1. 环境
1. 安装python 3.6+版本环境
2. 安装好scrapy以及image
安装命令:
pip install -i https://pypi.tuna.tsinghua.edu.cn/simple pip -U
pip install -i https://pypi.tuna.tsinghua.edu.cn/simple scrapy
pip install -i https://pypi.tuna.tsinghua.edu.cn/simple image
2. 创建CrawlSpider项目
scrapy startproject biquge
cd biquge
scrapy genspider -t crawl biquge98 biquge98.com
创建好爬虫项目之后,目录展示如下图所示:
3. 定义数据保存容器items.py
- items.py
import scrapy
class BiqugeItem(scrapy.Item):
# define the fields for your item here like:
# name = scrapy.Field()
name = scrapy.Field()
image_urls = scrapy.Field()
detail_url = scrapy.Field()
author = scrapy.Field()
image_name = scrapy.Field()
image_path = scrapy.Field()
4. 编辑爬虫管道文件pipelines.py
- pipelines.py
我们可以清空pipelines.py里面的内容,然后修改为如下代码
from scrapy.pipelines.images import ImagesPipeline, DropItem
from scrapy import Request
class ImageDownloadPipeline(ImagesPipeline):
def get_media_requests(self, item, info):
url = item['image_urls']
yield Request(url, meta={'item': item})
def file_path(self, request, response=None, info=None):
item = request.meta['item']
file_name = item['name'] + "\\" + item['image_name'] # 修改图片文件的保存路径
return file_name
# 自定义分组保存
def item_completed(self, results, item, info):
image_paths = [x for ok, x in results if ok]
if not image_paths:
raise DropItem('Item contains no images')
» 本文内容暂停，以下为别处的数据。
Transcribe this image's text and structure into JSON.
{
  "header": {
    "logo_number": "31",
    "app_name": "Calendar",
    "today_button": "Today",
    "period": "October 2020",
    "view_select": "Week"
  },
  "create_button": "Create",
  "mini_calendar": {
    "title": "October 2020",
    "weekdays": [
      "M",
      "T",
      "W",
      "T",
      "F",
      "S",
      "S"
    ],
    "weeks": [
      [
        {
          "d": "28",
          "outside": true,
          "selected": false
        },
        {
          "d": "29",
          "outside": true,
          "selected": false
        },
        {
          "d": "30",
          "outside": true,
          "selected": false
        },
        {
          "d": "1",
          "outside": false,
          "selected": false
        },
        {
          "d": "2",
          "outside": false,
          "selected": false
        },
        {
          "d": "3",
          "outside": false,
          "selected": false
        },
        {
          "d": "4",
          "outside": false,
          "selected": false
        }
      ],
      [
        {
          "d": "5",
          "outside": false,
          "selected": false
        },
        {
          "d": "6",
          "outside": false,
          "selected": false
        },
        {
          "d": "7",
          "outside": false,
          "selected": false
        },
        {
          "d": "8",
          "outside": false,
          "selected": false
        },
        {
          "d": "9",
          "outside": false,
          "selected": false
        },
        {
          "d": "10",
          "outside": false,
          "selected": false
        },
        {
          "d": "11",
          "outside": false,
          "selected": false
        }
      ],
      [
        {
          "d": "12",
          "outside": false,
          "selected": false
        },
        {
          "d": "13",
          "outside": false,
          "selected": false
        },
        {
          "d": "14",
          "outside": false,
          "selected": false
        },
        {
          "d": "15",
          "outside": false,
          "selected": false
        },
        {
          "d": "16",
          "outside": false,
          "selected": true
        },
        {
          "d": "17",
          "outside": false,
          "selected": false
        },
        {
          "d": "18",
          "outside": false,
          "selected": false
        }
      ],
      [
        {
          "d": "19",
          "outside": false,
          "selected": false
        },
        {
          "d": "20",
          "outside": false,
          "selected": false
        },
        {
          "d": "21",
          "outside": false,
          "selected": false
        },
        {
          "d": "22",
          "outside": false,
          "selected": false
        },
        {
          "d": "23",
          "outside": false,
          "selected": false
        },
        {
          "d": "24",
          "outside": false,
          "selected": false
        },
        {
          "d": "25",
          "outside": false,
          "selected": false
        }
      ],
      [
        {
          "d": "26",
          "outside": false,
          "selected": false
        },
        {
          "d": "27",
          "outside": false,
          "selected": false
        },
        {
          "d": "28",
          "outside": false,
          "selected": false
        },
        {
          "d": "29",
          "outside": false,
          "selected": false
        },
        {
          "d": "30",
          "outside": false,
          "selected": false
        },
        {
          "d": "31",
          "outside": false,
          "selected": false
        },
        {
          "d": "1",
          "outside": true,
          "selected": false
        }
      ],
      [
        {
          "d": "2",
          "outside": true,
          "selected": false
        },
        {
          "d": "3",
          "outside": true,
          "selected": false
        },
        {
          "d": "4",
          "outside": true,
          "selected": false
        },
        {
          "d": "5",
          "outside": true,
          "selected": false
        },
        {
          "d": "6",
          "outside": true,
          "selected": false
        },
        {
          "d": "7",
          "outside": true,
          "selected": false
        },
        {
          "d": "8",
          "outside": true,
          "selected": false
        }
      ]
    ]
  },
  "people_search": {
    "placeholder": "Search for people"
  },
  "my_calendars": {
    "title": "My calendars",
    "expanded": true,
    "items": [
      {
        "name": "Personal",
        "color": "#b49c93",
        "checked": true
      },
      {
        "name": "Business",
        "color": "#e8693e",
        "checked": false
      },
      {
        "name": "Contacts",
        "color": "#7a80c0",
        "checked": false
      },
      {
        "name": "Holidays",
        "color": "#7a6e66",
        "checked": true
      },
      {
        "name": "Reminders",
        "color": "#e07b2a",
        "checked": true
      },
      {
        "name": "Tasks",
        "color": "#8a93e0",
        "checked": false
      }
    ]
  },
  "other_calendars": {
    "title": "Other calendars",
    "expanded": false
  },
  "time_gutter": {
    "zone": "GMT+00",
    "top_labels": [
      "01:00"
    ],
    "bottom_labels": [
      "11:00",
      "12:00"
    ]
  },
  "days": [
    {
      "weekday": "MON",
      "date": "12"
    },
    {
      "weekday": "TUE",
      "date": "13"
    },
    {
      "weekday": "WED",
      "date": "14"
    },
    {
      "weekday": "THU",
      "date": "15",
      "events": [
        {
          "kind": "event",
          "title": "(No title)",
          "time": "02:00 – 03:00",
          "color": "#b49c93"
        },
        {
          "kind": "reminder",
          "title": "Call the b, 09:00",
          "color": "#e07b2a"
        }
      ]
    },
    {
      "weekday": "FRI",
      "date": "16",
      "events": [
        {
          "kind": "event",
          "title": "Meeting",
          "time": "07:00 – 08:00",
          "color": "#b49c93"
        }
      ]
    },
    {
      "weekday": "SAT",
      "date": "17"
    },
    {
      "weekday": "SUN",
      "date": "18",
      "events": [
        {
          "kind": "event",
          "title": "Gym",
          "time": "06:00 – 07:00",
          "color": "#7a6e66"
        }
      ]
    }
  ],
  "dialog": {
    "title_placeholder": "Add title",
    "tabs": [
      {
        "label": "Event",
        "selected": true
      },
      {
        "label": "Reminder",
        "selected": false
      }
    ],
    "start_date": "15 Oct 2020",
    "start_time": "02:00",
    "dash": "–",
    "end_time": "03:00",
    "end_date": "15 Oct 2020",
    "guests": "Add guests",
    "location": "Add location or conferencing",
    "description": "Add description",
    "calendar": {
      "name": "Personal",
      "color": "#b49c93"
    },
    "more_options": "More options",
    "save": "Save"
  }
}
item['image_path'] = image_paths # 注意这里的item['image_path']需要在items文件里面事先定义好,可以按照自己的喜好取名
return item
4. 修改爬虫项目配置文件settings.py
- settings.py
我贴出来需要编辑修改的部分,或者可以直接把这部分文件粘贴到settings.py文件中
LOG_LEVEL = 'INFO' # 只打印>=INFO级别的信息
ROBOTSTXT_OBEY = False # 不遵从爬虫协议
DOWNLOAD_DELAY = 0.2 # 设置网页/图片的下载延迟,减轻网站的负担
ITEM_PIPELINES = {
'biquge.pipelines.ImageDownloadPipeline': 300, # 自定义的管道文件,优先级为300,或者其它数字都行
}
IMAGES_STORE = 'IMAGES' # 图片保存的根路径
IMAGES_EXPIRES = 5 # 5天内不爬取重复图片
5. 编写爬虫文件biquge98.py
- biquge98.py
import scrapy
from scrapy.linkextractors import LinkExtractor
from scrapy.spiders import CrawlSpider, Rule
from biquge.items import BiqugeItem
class Biquge98Spider(CrawlSpider):
name = 'biquge98'
allowed_domains = ['biquge98.com']
start_urls = ['https://www.biquge98.com/xiuzhenxiaoshuo/2_1.html'] # 起始url为站点的修真小说
rules = (
Rule(LinkExtractor(restrict_xpaths="//a[@class='next']")), # 定位翻页url用来实现翻页
Rule(LinkExtractor(restrict_xpaths="//div[@class='l']/ul/li/span[1]"), callback='parse_item'), # 定义需要爬取的小说详情页的url地址
)
def parse_item(self, response):
item = BiqugeItem()
item['detail_url'] = response.url
item['name'] = response.xpath("//h1/text()").extract_first()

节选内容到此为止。